Hamelin Gold (ASX: HMG) has identified a major extension of the Fremlins gold system within the West Tanami project in Western Australia.
Our understanding of the geology and mineralisation within the West Tanami has advanced significantly over the past 12 months. We have seen indications of intense, near surface leaching of gold across the project which brings into question the effectiveness of shallow drilling,” Managing Director Peter Bewick said.
“This has now been confirmed with a broad zone of anomalous gold discovered at Fremlins below historical 7.0 metre deep RAB drillholes. This means the three kilometre long gold geochemical anomaly at Fremlins South remains ineffectively tested and expands the Fremlins gold system to strike length of 9 kilometres.”
Fremlins Prospect
The Fremlins gold prospect is located eight kilometres south of the Coyote Gold Mine. Historical drilling at Fremlins is dominated by shallow RAB, vacuum and RC drilling that has outlined two parallel gold trends within the regolith that extend over six kilometres in strike. Regolith hosted gold anomalism at Fremlins sits below a 20 metre thick leached zone.
The Fremlins prospect is underexplored with only five holes drilled below a depth of 120 metres, testing for high grade gold mineralisation within the larger camp scale target.
A review of surface geochemical data to the south of Fremlins has identified a three kilometre long, coherent gold anomaly in LAG sampling.
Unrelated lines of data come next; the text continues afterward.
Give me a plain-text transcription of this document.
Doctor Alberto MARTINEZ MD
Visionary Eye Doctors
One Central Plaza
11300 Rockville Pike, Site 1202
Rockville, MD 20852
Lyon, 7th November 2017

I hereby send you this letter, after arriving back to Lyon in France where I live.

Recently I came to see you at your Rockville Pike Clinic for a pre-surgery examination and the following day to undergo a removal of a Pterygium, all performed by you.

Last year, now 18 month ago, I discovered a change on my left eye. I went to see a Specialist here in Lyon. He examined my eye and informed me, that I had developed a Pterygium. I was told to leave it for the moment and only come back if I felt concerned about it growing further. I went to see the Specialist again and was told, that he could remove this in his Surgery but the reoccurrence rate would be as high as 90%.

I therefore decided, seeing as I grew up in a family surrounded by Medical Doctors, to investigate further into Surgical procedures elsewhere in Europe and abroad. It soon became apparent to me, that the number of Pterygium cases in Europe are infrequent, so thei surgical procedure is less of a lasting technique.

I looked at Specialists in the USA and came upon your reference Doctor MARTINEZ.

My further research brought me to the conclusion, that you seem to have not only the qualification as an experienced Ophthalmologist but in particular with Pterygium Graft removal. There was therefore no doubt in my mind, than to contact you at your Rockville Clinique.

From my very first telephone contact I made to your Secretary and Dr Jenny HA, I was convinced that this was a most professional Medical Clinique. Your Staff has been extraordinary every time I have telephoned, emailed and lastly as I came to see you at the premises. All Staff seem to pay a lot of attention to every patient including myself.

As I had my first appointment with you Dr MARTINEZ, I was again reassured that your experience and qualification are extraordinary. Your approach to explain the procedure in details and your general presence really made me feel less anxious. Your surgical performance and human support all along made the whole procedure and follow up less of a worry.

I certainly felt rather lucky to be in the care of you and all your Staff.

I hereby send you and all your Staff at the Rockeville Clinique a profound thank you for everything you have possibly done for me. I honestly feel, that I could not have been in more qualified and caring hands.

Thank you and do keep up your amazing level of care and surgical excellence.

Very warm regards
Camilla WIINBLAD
Historical RAB drilling over the defined anomaly was drilled to a consistent 7.0 metre depth and ended within the leached zone.
Hamelin interpreted that these RAB holes were an ineffective test of the LAG anomaly and designed two 400 metre spaced aircore drill lines (80 metre spaced holes) across the anomaly to test for gold anomalism deeper in the regolith profile.
This first pass aircore drill program successfully outlined a +200 metre wide, +100ppb gold anomaly below the leached zone and confirmed the ineffectiveness of the historical shallow RAB drilling. These results have extended the potential strike of the Fremlins gold system to over nine kilometres of strike.
A second phase of infill aircore drilling has now commenced at Fremlins across the two previously drilled sections.
Due to the relatively thin regolith profile at Fremlins closer spaced drilling (20 to 40 metre spaced holes) will be required to identify potential higher grade corridors within the broad gold anomaly. The remainder of the three kilometre long gold anomaly at Fremlins will be drill tested early in the 2024 field season once a heritage survey has been completed and all regulatory approvals are in place.